Thank you Tom for initial thoughts!

I tried query with function dependency statistics but it did not help. I don't 
see we can create such statistics on table join.

Regards,
Virendra


-----Original Message-----
From: Tom Lane [mailto:t...@sss.pgh.pa.us]
Sent: Monday, December 17, 2018 12:02 PM
To: Kumar, Virendra
Cc: pgsql-general@lists.postgresql.org
Subject: Re: NL Join vs Merge Join - 5 hours vs 2 seconds

"Kumar, Virendra" <virendra.ku...@guycarp.com> writes:
> We are using Postgers-XL based on PostgreSQL 10.5 on RHEL7. We have an 
> extreme case of one query which running in 4 hour 45 mins and 33 seconds with 
> Nested Loops Join vs 2.5 seconds when we disable enable_nestloop. The query 
> is given below. I would be happy to share more information if required.

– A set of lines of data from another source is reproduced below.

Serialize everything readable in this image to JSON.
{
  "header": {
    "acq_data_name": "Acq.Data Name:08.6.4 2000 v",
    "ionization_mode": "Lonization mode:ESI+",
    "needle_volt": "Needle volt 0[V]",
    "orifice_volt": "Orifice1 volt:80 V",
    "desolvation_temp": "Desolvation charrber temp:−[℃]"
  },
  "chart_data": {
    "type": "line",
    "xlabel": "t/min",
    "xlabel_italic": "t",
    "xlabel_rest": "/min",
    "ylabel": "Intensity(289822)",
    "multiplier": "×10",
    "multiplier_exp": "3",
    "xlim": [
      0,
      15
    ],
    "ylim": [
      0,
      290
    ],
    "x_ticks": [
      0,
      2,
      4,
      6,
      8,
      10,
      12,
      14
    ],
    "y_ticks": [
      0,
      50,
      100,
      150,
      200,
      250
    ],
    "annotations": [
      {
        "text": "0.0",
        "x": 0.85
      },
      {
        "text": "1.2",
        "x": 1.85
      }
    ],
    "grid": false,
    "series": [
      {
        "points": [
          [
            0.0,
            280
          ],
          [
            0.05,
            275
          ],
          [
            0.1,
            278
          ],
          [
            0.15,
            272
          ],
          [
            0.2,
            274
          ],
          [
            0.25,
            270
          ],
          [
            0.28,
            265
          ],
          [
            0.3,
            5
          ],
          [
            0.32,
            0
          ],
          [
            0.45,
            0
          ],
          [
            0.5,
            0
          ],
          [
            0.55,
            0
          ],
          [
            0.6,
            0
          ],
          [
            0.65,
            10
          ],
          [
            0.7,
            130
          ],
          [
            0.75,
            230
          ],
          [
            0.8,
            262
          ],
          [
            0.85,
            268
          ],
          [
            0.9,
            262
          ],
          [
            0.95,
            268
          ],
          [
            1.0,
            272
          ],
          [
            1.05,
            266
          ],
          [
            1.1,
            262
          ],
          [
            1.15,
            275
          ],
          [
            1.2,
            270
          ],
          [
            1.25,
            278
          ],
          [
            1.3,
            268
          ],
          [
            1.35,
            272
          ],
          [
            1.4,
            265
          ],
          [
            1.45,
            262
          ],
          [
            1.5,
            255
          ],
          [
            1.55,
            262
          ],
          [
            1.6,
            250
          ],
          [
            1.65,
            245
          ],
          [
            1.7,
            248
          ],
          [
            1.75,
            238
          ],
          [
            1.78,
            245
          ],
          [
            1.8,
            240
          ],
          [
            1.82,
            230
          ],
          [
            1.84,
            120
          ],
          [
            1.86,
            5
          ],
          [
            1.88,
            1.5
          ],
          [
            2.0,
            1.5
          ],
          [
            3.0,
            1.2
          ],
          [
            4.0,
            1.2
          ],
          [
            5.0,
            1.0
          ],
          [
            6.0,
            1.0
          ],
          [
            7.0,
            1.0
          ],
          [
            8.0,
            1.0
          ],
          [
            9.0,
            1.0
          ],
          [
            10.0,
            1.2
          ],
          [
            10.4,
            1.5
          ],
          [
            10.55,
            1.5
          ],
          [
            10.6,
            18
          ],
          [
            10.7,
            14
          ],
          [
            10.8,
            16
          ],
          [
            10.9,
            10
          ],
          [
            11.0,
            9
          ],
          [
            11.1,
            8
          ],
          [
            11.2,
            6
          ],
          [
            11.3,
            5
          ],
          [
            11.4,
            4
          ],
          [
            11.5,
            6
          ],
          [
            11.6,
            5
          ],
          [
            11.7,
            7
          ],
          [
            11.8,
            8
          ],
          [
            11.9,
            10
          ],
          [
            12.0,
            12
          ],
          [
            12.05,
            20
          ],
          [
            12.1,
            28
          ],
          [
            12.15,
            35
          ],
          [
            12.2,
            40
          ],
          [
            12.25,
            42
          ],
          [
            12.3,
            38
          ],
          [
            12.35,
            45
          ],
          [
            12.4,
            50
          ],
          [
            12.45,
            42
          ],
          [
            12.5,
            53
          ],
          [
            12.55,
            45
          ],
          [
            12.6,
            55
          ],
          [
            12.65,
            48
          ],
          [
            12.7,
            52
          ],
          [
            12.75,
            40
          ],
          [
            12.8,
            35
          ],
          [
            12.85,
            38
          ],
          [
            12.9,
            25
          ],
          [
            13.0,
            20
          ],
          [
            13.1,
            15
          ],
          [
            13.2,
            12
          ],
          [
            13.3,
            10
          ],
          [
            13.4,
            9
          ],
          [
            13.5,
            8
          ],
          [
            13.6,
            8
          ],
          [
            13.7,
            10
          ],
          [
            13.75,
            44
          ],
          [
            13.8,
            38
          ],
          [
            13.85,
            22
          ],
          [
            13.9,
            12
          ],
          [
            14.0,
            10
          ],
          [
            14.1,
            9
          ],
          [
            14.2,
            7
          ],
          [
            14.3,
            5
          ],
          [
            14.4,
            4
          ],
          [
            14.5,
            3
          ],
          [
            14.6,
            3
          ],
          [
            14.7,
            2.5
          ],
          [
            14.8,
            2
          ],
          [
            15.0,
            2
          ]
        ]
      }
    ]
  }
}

It looks like what's burning you is bad estimates at these joins:

>                                        ->  Nested Loop  
> (cost=33681.00..71431.33 rows=1 width=348) (actual time=359.006..926.303 
> rows=37207 loops=3)
>                                              Join Filter: (se.account_id = 
> a.account_id)
>                                              ->  Hash Join  
> (cost=33680.71..71298.94 rows=395 width=300) (actual time=358.953..656.923 
> rows=36828 loops=3)
>                                                    Hash Cond: ((se.account_id 
> = sh.account_id) AND (se.site_id = sh.site_id))
...
>                                              ->  Index Scan using 
> account_p1000013_account_id_idx on account_p1000013 a  (cost=0.29..0.32 
> rows=1 width=52) (actual time=0.003..0.005 rows=1 loops=110485)
>                                                    Index Cond: (account_id = 
> sh.account_id)
>                                                    Filter: (portfolio_id = 
> 1000013)

I'm guessing that account_id, site_id, and portfolio_id are all highly
correlated, but the planner doesn't know that and thinks the additional
conditions will remove way more rows than they actually do.

In PG10 and later, you can probably fix that by creating
functional-dependency statistics on those pairs of columns.